Is there something that needs to be taken into account or configured for AMD Milan processors? I just ran the same code on a 2x24 core AMD EPYC 7443 machine and got this result:
julia> Threads.nthreads()
96
julia> using LinearAlgebra; BLAS.set_num_threads(Sys.CPU_THREADS ÷ 2);
julia> A = rand(10_000,10_000); B = similar(A);
julia> @time mul!(B, A, A);
3.391364 seconds (2.49 M allocations: 124.344 MiB, 12.61% compilation time)

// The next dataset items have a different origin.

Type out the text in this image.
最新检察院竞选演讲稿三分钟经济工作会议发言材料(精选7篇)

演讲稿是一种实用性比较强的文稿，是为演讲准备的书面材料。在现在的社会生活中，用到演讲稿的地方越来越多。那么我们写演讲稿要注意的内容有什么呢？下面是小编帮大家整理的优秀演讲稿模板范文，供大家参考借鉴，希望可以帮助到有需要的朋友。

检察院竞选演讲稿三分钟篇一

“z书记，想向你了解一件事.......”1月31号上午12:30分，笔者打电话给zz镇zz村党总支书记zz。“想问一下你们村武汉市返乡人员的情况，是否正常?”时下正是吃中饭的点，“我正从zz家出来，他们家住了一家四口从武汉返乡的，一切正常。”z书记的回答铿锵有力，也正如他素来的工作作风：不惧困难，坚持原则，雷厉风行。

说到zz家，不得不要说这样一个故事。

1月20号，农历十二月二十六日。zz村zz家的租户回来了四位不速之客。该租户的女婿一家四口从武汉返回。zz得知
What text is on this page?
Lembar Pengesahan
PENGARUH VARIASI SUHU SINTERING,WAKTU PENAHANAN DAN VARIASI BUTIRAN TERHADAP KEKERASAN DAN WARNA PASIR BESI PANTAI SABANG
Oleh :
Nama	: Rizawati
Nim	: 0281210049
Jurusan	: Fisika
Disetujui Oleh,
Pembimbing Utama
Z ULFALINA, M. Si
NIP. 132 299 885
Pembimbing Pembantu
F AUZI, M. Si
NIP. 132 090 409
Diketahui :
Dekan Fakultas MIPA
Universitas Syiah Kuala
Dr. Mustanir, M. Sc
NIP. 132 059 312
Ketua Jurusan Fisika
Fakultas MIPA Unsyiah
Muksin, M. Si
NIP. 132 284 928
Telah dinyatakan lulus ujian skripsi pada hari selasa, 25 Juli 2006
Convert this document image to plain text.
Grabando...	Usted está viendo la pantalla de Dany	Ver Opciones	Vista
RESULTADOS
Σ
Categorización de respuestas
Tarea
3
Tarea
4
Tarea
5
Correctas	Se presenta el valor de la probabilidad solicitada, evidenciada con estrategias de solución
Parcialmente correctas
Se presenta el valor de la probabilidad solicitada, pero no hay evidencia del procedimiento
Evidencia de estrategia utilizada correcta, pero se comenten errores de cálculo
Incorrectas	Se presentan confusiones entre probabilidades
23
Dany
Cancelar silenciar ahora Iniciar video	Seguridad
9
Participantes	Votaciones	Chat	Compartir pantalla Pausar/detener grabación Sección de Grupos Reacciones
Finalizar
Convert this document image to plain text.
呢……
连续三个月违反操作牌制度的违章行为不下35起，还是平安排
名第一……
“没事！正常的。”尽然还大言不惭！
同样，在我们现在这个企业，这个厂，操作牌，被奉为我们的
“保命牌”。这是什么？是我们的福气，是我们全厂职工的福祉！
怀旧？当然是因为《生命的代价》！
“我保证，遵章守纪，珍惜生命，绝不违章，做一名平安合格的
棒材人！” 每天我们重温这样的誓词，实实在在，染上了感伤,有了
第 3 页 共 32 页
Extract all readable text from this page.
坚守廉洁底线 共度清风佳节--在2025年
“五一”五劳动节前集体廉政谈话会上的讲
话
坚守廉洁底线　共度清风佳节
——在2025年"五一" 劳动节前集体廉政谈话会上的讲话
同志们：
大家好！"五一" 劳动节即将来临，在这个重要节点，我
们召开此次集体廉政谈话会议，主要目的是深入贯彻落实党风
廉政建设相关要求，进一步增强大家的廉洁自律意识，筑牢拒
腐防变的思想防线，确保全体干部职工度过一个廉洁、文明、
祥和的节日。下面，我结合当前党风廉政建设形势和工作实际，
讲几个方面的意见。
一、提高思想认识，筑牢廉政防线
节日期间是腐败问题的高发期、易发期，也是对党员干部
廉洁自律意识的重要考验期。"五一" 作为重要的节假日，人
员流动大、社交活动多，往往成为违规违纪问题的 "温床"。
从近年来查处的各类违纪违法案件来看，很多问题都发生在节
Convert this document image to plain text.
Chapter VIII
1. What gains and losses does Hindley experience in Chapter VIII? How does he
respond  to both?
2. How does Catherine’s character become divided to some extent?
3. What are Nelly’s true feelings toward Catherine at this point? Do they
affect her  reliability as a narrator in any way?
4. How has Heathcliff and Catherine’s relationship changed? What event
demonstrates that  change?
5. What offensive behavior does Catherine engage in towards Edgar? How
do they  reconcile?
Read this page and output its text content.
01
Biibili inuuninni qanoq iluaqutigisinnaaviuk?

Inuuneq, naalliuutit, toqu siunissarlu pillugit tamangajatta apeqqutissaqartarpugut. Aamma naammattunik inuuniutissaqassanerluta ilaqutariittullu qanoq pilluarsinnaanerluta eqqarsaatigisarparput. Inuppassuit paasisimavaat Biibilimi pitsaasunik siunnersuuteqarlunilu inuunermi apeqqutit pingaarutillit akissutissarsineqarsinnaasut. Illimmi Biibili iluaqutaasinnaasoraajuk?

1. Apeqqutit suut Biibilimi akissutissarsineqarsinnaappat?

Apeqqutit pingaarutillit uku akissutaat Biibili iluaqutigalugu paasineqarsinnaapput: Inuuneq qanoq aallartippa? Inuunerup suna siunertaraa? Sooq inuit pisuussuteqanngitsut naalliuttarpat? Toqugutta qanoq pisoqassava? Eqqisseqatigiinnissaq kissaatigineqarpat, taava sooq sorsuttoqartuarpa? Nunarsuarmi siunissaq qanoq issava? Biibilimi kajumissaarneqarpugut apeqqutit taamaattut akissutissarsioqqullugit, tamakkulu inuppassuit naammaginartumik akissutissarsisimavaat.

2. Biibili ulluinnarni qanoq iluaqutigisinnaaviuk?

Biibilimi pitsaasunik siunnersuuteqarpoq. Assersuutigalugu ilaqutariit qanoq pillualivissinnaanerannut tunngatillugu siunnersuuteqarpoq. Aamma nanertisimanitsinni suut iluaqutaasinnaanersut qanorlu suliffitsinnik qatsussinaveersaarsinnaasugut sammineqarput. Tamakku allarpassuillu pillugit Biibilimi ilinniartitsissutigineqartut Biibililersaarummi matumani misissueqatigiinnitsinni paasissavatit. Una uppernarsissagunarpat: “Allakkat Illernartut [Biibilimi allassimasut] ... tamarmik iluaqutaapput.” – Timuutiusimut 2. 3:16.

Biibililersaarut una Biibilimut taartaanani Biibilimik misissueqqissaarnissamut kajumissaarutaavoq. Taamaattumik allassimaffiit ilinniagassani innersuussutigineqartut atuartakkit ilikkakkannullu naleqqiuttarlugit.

julia> @time mul!(B, A, A);
3.178868 seconds
julia> using MKL
julia> @time mul!(B, A, A);
2.854096 seconds
julia> @time mul!(B, A, A);
2.724407 seconds
julia> using Octavian
julia> @time matmul!(B, A, A);
14.762420 seconds (28.56 M allocations: 1.495 GiB, 1.96% gc time, 80.99% compilation time)
julia> @time matmul!(B, A, A);
3.115852 seconds
julia> versioninfo()
Julia Version 1.8.0-DEV.1405
Commit 2010d95d8a (2022-01-26 17:41 UTC)
Platform Info:
OS: Linux (x86_64-linux-gnu)
CPU: AMD EPYC 7443 24-Core Processor
WORD_SIZE: 64
LIBM: libopenlibm
LLVM: libLLVM-13.0.0 (ORCJIT, znver3)
Shouldn’t the 7513 and 7443 be quite comparable, despite the 8 more cores?